The Green Hornet paints a portrait of the superhero as an underachieving slacker!

Rating: PG (Violence and Some Coarse Language)

Director: Michel Gondry

Screenplay: Seth Rogen, Evan Goldberg

Cast: Seth Rogen, Jay Chou, Christoph Waltz, Cameron Diaz, Tom Wilkinson, Edward James Olmos

Release: 27 January 2011


Before there was a Batman, there was the Green Hornet. Predating the Dark Knight by a few years, the Green Hornet was a millionaire who fought off villains with the help of a cool car, a cool sidekick, no superpowers, and a host of weapons. Seth Rogen’s The Green Hornet keeps this basic idea while drastically reworking the mythos to create an action comedy.

Seth Rogen’s Green Hornet is a superhero whose public persona – an immature, bumbling, ineffectual airhead and goofball millionaire – is not much different from his secret persona – an immature, bumbling, ineffectual airhead and goofball masked vigilante. It’s true that he’s a millionaire with a cool car, a cool sidekick and lots of weapons but the Green Hornet’s odds against the baddies are evened out because he’s so comically inept at everything!

The film chronicles the misadventures of the Green Hornet and his sidekick Kato, lifting heavily from and then cheerfully subverting the origin story narrative of serious superhero movies. There’s the benign paternal influence (played by a curmudgeonly Tom Wilkinson) who turns out to be a not ideal parent, the obligatory villain with a work ethic your Chinese Tiger mum would approve of (played by Christoph Waltz having hamtastic fun), and even tributes to Jacques Clouseau’s tussles with Cato in the Pink Panther films.
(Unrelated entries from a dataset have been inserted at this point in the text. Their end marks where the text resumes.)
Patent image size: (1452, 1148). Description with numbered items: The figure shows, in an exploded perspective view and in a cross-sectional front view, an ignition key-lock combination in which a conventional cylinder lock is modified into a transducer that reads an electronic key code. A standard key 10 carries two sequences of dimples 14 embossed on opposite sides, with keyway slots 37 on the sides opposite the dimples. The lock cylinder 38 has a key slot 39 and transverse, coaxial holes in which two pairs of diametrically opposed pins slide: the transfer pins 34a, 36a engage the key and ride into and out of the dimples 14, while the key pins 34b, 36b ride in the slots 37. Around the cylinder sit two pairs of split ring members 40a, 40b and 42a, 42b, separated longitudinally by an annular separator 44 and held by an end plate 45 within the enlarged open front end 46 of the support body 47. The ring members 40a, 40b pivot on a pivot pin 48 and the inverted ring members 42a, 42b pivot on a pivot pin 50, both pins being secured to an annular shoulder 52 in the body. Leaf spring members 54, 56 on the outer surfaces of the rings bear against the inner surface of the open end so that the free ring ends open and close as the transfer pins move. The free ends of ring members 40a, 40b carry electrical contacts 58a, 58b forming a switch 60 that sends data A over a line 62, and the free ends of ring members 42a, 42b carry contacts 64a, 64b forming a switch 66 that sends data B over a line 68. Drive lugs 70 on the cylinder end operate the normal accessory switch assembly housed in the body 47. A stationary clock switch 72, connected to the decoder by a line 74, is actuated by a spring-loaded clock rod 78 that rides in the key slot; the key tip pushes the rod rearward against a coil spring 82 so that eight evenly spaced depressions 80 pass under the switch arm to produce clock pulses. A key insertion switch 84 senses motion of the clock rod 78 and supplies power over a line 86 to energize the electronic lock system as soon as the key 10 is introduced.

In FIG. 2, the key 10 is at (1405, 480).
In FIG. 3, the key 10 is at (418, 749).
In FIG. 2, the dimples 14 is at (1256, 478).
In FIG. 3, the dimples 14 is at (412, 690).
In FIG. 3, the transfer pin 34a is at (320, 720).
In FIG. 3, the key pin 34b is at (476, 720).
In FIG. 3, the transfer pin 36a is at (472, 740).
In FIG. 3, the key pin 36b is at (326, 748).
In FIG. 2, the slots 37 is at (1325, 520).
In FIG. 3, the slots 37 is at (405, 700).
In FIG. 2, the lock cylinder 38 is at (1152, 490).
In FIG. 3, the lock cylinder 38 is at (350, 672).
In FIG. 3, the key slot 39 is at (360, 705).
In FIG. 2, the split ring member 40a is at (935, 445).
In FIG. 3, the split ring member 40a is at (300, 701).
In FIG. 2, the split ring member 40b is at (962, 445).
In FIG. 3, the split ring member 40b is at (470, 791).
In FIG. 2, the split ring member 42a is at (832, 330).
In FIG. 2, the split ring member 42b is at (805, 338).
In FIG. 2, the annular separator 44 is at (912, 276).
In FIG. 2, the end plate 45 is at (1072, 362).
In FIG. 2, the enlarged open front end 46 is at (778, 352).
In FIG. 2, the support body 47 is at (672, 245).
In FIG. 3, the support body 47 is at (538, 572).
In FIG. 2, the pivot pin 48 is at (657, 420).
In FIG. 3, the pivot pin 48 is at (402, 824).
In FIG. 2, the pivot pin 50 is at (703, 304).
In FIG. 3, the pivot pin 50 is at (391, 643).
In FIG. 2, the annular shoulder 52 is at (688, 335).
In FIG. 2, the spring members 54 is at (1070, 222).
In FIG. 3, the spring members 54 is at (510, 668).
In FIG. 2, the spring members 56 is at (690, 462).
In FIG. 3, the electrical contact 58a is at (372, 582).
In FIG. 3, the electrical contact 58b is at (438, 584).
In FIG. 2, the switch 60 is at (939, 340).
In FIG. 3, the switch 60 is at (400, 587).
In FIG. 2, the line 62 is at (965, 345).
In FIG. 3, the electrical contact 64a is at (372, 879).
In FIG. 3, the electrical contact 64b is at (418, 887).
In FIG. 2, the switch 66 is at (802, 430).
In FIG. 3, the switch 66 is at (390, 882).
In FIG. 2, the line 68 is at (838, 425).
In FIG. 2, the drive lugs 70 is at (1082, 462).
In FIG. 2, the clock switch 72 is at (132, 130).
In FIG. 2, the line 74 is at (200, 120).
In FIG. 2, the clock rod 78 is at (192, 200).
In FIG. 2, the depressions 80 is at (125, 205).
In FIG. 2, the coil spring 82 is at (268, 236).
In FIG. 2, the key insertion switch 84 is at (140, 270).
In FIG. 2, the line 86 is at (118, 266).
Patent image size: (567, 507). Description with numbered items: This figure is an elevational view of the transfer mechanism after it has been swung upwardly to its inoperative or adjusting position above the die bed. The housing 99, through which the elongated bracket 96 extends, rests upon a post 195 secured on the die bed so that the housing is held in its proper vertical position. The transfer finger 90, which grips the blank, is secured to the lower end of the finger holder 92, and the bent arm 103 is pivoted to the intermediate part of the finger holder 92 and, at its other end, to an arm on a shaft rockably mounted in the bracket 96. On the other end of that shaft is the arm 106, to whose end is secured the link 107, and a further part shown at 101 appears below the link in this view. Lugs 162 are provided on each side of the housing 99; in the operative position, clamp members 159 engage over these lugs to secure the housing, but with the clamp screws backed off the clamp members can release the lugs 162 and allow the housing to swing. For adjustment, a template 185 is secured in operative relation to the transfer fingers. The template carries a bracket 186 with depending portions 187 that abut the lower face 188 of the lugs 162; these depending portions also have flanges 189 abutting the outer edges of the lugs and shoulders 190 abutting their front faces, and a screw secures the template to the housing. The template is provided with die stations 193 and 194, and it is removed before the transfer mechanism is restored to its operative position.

As a superhero comedy, The Green Hornet seems to have escaped from an alternate universe where the Adam West Batman television series provided the template for the Superhero.

Collaborator Michel Gondry here provides his trademark surreal visual touches which fuel the film’s dreamlike and whimsical action sequences. However, Gondry, Chou, Diaz (in her return to superhero comedies 15 years after her outing with Jim Carrey in The Mask) and even Waltz face an increasingly uphill challenge which is Seth Rogen’s script. Like Jim Carrey, Rogen doesn’t have an off button and makes one too many bromance/fratboy jokes when the script could have done with more superhero/crimefighting parodies.

As a superhero comedy, The Green Hornet is genuinely silly and fun, but needed a more involved parody of superheroes and criminals, and possibly a song and dance sequence by Christoph Waltz.